Quarterly highlights: For 3QFY2013, Wipro posted a 3.5% qoq growth in revenue to Rs.11,025cr. Wipro’s EBITDA and EBIT margins grew slightly by 5bp and 21bp qoq to 20.1% and 17.7%, respectively, despite low volumes, due to realization improvement. The PAT came in at Rs.1,725cr, up 6.7% qoq, driven primarily by higher other income of Rs.322cr as against Rs.211cr in 2QFY2013 and lower tax rate of 21.9% as against 23.9% in 2QFY2013.

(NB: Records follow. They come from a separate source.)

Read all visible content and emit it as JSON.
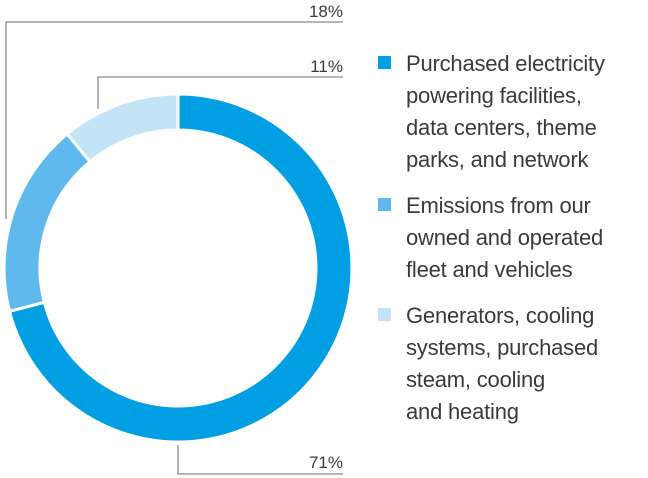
{
  "chart_data": {
    "type": "pie",
    "donut": true,
    "categories": [
      "Purchased electricity powering facilities, data centers, theme parks, and network",
      "Emissions from our owned and operated fleet and vehicles",
      "Generators, cooling systems, purchased steam, cooling and heating"
    ],
    "values": [
      71,
      18,
      11
    ],
    "value_labels": [
      "71%",
      "18%",
      "11%"
    ],
    "colors": [
      "#009fe3",
      "#5fb9ec",
      "#c3e3f7"
    ],
    "legend_position": "right"
  },
  "legend": {
    "items": [
      {
        "lines": [
          "Purchased electricity",
          "powering facilities,",
          "data centers, theme",
          "parks, and network"
        ],
        "color": "#009fe3"
      },
      {
        "lines": [
          "Emissions from our",
          "owned and operated",
          "fleet and vehicles"
        ],
        "color": "#5fb9ec"
      },
      {
        "lines": [
          "Generators, cooling",
          "systems, purchased",
          "steam, cooling",
          "and heating"
        ],
        "color": "#c3e3f7"
      }
    ]
  }
}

Outlook and valuation: The Management indicated that CY2013 IT budgets are expected to remain stable and anticipates a positive demand environment ahead. Prospects of growth revival remain healthy on the back of better deal closures in 3QFY2013 as against in 2QFY2013 and 1.7x increase in the deal pipeline yoy. However, volume growth is expected to remain sluggish in the near term as the company’s ongoing process of automating RTB type spend to drive better productivity could hamper volume growth. The Management expects growth convergence with peers in FY2014 in anticipation of demand improvement, increase in the deal pipeline (1.7x yoy) and better deal closure. We expect Wipro’s revenue to post a CAGR of 12.3% over FY2012-14E. We expect 11.2% and 11.4% CAGR in EBITDA and PAT respectively over FY2012-14E. We value the stock at 15.5x FY2014E EPS of Rs.27.7, which gives us a target price of Rs.429. We maintain our Accumulate rating on the stock.